Staats' program takes the animal learning principles, in the form in which he presents them, to be basic. But, also on the basis of his study of human behaviors, adds human learning principles. These principles are unique, not evident in any other species. Holth also critically reviews psychological behaviorism as a "path to the grand reunification of psychology and behavior analysis".

==Basic principles==
The preceding behaviorisms of Ivan P. Pavlov, Edward L. Thorndike, John B. Watson, B. F. Skinner, and Clark L. Hull studied the basic principles of conditioning with animals. These behaviorists were animal researchers. Their basic approach was that those basic animal principles were to be applied to the explanation of human behavior. They did not have programs for the study of human behavior broadly, and deeply.

Staats was the first to do his research with human subjects. His study ranged from research on basic principles to research and theory analysis of a wide variety of human behaviors, real life human behaviors. That is why Warren Tryon (2004) suggested that Staats change the name of his approach to psychological behaviorism, because Staats behaviorism is based upon human research and unifies aspects of traditional study with his behaviorism.

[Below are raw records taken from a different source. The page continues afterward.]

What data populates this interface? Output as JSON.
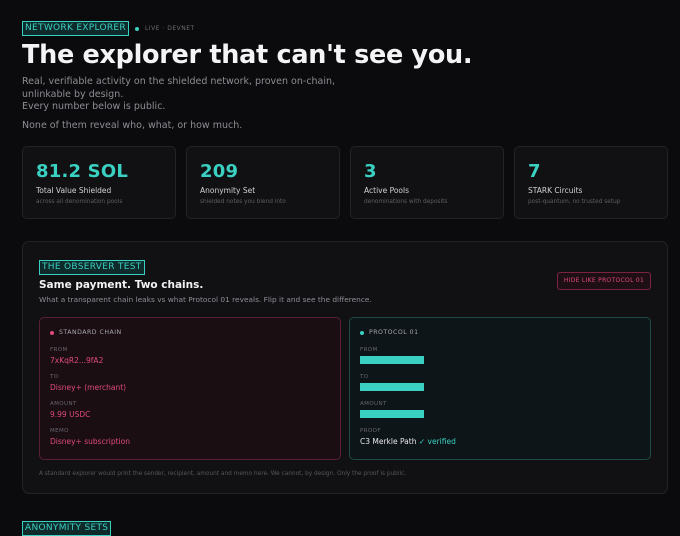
{
  "header": {
    "section_tag": "NETWORK EXPLORER",
    "live_text": "LIVE · DEVNET",
    "title": "The explorer that can't see you.",
    "subtitle": "Real, verifiable activity on the shielded network, proven on-chain, unlinkable by design.",
    "line2": "Every number below is public.",
    "line3": "None of them reveal who, what, or how much."
  },
  "stats": [
    {
      "value": "81.2 SOL",
      "label": "Total Value Shielded",
      "note": "across all denomination pools"
    },
    {
      "value": "209",
      "label": "Anonymity Set",
      "note": "shielded notes you blend into"
    },
    {
      "value": "3",
      "label": "Active Pools",
      "note": "denominations with deposits"
    },
    {
      "value": "7",
      "label": "STARK Circuits",
      "note": "post-quantum, no trusted setup"
    }
  ],
  "observer": {
    "tag": "THE OBSERVER TEST",
    "title": "Same payment. Two chains.",
    "subtitle": "What a transparent chain leaks vs what Protocol 01 reveals. Flip it and see the difference.",
    "button_label": "HIDE LIKE PROTOCOL 01",
    "standard": {
      "name": "STANDARD CHAIN",
      "from_label": "FROM",
      "from_value": "7xKqR2...9fA2",
      "to_label": "TO",
      "to_value": "Disney+ (merchant)",
      "amount_label": "AMOUNT",
      "amount_value": "9.99 USDC",
      "memo_label": "MEMO",
      "memo_value": "Disney+ subscription"
    },
    "protocol": {
      "name": "PROTOCOL 01",
      "from_label": "FROM",
      "to_label": "TO",
      "amount_label": "AMOUNT",
      "proof_label": "PROOF",
      "proof_value": "C3 Merkle Path",
      "proof_status": "✓ verified"
    },
    "footnote": "A standard explorer would print the sender, recipient, amount and memo here. We cannot, by design. Only the proof is public."
  },
  "next_section": {
    "tag": "ANONYMITY SETS"
  },
  "colors": {
    "accent": "#3ad0c2",
    "danger": "#e04a7a",
    "background": "#0b0b0d"
  }
}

That includes his study of the basic principles. For example, the original behaviorists treated the two types of conditioning in different ways. The most generally used way by B. F. Skinner constructively considered classical conditioning and operant conditioning to be separate and independent principles. In classical conditioning, if a piece of food is provided to a dog shortly after a buzzer is sounded, for a number of times, the buzzer will come to elicit salivation, part of an emotional response. In operant conditioning, if a piece of food is presented to a dog after the dog makes a particular motor response, the dog will come to make that motor response more frequently.

For Staats, these two types of conditioning are not separate, they interact. A piece of food elicits an emotional response. A piece of food presented after the dog has made a motor response will have the effect of strengthening that motor response so that it occurs more frequently in the future.

Staats sees the piece of food to have two functions: one function is that of eliciting an emotional response, the other function is that of strengthening the motor behavior the precedes the presenting of food. So classical conditioning and operant conditioning are very much related.

Positive emotion stimuli will serve as positive reinforcers. Negative emotion stimuli will serve as punishers. As a consequence of humans' inevitable learning positive emotion stimuli will serve as positive discriminative stimuli, incentives. Negative emotion stimuli will serve as negative discriminative stimuli, disincentives. Therefore, emotion stimuli also have reinforcing value and discriminative stimulus value. Unlike Skinner's basic principles, emotion and classical conditioning are central causes of behavior.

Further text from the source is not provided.